United Nations Research Institute for Social Development (UNRISD) and the International Institute for Labour Studies co-organized a memorial lecture for Hans Singer, that was given by Sir Richard Jolly, Honorary Professor at the Institute of Development Studies, University of Sussex.
The German-born Hans Singer was trained by Schumpeter at Bonn, before gravitating to Cambridge where he trained under Keynes and produced his early surveys on unemployment. In 1947, Singer moved on to the United Nations, with which he would be associated for many years. There are few UN development agencies to which Singer did not contribute during his career. He was the main crafter of the practical guidelines for implementation of the United Nations Development Decade in the 1960s, for example, which focused on reducing world poverty. He was director of UNIDO, associate director of the United Nations Research Institute for Social Development (UNRISD), an economist in the Economic Commission for Africa, author of a key document on children and economic development for UNICEF, and a main advisor to the World Employment Programme of the ILO.

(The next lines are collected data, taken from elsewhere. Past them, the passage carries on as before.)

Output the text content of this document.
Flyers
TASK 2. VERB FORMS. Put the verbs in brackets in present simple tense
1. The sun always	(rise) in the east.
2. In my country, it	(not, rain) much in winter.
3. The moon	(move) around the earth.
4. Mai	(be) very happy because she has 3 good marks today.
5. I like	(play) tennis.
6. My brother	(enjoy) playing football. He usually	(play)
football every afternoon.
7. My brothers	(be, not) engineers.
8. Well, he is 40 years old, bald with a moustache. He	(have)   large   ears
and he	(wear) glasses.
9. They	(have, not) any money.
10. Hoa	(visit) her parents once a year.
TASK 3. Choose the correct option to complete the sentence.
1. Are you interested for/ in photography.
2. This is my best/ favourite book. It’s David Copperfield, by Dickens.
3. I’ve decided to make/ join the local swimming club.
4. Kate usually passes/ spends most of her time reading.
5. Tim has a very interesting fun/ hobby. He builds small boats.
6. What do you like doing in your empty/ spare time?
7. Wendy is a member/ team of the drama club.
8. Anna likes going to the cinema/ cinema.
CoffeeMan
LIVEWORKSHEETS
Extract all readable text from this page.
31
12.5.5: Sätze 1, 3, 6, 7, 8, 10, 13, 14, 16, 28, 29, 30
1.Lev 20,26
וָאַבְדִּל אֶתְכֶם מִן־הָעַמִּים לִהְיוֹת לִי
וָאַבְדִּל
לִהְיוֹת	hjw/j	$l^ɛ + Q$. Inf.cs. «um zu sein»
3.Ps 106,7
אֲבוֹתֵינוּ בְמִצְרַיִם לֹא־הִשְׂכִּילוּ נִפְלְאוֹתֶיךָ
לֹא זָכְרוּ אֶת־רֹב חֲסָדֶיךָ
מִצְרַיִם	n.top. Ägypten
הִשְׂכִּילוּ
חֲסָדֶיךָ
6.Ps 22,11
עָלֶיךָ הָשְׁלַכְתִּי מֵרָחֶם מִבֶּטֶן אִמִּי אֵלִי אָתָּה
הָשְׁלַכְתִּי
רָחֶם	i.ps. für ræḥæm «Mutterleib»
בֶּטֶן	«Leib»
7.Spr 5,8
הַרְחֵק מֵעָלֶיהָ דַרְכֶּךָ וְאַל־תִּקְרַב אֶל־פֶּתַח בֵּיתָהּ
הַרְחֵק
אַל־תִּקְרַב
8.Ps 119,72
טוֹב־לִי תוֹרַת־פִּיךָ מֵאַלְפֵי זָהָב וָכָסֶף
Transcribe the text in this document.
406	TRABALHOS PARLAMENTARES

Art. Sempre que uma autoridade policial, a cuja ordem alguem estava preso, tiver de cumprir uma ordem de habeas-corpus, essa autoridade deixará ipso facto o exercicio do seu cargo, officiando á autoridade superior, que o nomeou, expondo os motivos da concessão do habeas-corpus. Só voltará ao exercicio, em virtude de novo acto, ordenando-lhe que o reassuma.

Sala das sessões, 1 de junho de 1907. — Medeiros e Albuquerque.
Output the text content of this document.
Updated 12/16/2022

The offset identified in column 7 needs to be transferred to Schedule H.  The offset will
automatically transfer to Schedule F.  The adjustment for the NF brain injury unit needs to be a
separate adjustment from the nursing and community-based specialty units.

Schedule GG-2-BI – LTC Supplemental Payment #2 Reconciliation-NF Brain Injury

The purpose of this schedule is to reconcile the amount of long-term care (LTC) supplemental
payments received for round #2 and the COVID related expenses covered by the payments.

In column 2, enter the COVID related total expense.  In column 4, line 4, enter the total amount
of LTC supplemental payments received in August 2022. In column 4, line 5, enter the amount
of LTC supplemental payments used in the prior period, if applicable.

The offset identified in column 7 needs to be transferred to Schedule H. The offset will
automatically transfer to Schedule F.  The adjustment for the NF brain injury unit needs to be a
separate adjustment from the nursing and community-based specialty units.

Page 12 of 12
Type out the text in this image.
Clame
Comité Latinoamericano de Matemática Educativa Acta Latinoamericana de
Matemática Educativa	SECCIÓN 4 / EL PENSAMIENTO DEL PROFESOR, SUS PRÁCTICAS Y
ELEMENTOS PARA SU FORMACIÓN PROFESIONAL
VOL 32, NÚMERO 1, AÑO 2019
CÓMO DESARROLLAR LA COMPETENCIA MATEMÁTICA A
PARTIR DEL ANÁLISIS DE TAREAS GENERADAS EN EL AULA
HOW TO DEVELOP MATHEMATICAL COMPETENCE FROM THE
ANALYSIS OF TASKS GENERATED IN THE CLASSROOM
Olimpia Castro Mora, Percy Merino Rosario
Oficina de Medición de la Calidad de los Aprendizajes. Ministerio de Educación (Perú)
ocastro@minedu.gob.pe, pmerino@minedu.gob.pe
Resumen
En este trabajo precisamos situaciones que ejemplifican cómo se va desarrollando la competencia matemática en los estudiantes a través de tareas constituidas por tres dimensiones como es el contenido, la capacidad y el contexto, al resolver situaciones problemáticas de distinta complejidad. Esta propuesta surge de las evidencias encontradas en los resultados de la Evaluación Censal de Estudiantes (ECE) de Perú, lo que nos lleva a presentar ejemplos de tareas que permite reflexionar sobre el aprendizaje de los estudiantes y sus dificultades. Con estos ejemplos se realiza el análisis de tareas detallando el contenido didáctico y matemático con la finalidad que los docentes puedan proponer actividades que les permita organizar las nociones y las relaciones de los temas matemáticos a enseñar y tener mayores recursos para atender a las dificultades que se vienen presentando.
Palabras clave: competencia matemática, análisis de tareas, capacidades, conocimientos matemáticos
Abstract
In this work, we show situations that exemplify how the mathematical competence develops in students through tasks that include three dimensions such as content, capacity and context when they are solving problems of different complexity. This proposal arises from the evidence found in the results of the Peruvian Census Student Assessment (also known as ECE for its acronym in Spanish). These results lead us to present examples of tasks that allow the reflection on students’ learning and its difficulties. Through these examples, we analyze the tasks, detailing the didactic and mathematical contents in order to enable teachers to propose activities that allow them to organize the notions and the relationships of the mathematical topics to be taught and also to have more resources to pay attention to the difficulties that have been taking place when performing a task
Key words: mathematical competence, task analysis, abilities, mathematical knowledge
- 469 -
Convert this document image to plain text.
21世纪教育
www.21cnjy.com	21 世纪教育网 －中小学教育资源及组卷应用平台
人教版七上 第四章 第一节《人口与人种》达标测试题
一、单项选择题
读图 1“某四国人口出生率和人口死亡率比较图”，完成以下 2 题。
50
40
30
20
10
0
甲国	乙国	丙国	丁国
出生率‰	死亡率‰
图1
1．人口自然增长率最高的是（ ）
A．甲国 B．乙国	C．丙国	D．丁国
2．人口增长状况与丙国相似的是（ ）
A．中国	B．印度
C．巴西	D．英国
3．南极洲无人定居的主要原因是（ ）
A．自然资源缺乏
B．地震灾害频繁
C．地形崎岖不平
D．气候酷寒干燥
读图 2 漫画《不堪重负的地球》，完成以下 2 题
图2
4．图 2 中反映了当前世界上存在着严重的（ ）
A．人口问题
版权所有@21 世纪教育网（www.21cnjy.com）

He is regarded as one of the founders of development economics, for the the "Prebisch-Singer" thesis, which states that the terms of trade tend to move over time against the interests of producers of primary commodities. Although this hypothesis is now generally accepted, the practical and political implications have always been controversial because it implies that it is the structure of markets which is responsible for inequality in the world system. Hans Singer was one of the primary figures of heterodox economics - schools of economic thought which do not conform to the mainstream paradigm of neoclassical economics.
Singer died on 26 February 2006 at the age of 95.
The lecture, “Hans Singer: Gentle Giant of Development”, will be on Thursday, 18 May 2006 at 4 p.m. Room II, R3-South, ILO Headquarters, Geneva, Switzerland.
There will be interpretation in English, French and Spanish and the event is open to the public.